Mais indubitablement, la grande star de l’équipe était José Andrade. Ce « demi » comme on les appelait à l’époque, qui a commencé comme ailier gauche, a été le premier joueur de couleur à se faire connaître en Europe, lors de ce tournoi olympique. Il était un dribbleur hors-pair, un créateur et un accélérateur de jeu sans équivalent. Le fameux poète Eduardo Galeano, qui n’a pas eu la chance de le voir jouer, a pourtant résumé les qualités du joueur de la meilleure des manières.
« José Leandro Andrade sidérait tout le monde avec ses feintes exquises. Ce milieu de terrain au corps élastique caressait le ballon sans jamais toucher personne, mais lorsqu’il lançait une attaque, une force se dégageait de sa personne, écartant ses adversaires. Lors d’un match, il a même traversé le terrain avec le ballon collé sur le front. »
La suite de l'histoire
Cette génération magique a continué son chemin en remportant la toute première Coupe du monde de la FIFA, à Montevideo.

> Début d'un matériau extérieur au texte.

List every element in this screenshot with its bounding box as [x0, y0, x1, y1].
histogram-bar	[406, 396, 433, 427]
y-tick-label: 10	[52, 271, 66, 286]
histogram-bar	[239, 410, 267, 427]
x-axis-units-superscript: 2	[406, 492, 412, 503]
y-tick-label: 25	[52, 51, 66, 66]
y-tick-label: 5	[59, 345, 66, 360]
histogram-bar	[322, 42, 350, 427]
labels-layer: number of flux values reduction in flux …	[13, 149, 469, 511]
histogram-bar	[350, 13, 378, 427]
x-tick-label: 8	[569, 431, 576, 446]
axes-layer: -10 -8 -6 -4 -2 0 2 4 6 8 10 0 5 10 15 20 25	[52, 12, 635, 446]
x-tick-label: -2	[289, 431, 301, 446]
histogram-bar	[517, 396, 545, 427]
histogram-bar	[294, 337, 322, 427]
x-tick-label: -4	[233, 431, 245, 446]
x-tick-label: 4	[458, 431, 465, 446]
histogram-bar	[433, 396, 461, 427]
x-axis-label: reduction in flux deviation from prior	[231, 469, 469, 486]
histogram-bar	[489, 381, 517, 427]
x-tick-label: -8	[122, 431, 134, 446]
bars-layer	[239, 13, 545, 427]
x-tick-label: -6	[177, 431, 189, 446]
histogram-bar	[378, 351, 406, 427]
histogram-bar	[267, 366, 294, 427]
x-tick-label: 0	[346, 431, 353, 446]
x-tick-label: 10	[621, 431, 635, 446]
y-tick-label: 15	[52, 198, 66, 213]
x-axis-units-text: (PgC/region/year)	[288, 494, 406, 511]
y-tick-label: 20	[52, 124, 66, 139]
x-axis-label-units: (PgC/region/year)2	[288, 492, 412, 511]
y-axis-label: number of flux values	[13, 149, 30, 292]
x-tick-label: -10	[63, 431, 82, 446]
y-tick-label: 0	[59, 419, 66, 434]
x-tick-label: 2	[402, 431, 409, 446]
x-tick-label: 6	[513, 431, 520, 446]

En finale, ils ont battu leurs rivaux régionaux de toujours, l’Argentine de Luis Monti, un autre joueur de légende.
Mais ensuite, le monde tombant dans une période sombre de l’Histoire, l’Uruguay n’a plus participé à des compétitions internationales jusqu’en 1950 et la Coupe du monde.
Cette année-là, une équipe peut-être un peu moins talentueuse que celle des années 20 a pourtant créé ce qui reste comme l’une des plus grosses surprises de l’histoire du football mondial. La Celeste a en effet battu le Brésil en finale de « sa » Coupe du monde, dans le stade mythique de Rio, le Maracana (2-1) pour remporter son deuxième titre mondial.
À la suite de cette défaite, les Brésiliens ont inventé un mot pour évoquer la « catastrophe » : le Maracanazo. Alcides Ghiggia, le bourreau des Auriverdes (qui jouaient à l’époque en blanc avant de changer de couleur à la suite de cette défaite vexante), a dit un jour : « Seules trois personnes ont fait taire le Maracana. Le Pape, Frank Sinatra et moi.» Encore aujourd’hui, tout le monde au Brésil sait ce qu’est le Maracanazo.
Depuis, l’Uruguay compte quatre étoiles de champion du monde sur son maillot car la FIFA a reconnu que les deux premiers tournois olympiques organisés par ses soins comptaient comme des titres mondiaux.
Mais après cet immense exploit, l’équipe uruguayenne a eu du mal à de nouveau briller sur la scène internationale, jusqu’à la Coupe du monde 2010. En Afrique du Sud, le pays de quelque 4,5 millions d’habitants a de nouveau retrouvé les sommets en atteignant les demi-finales, emmenés par d’autres joueurs de niveau exceptionnel comme Diego Forlan et Luis Suarez.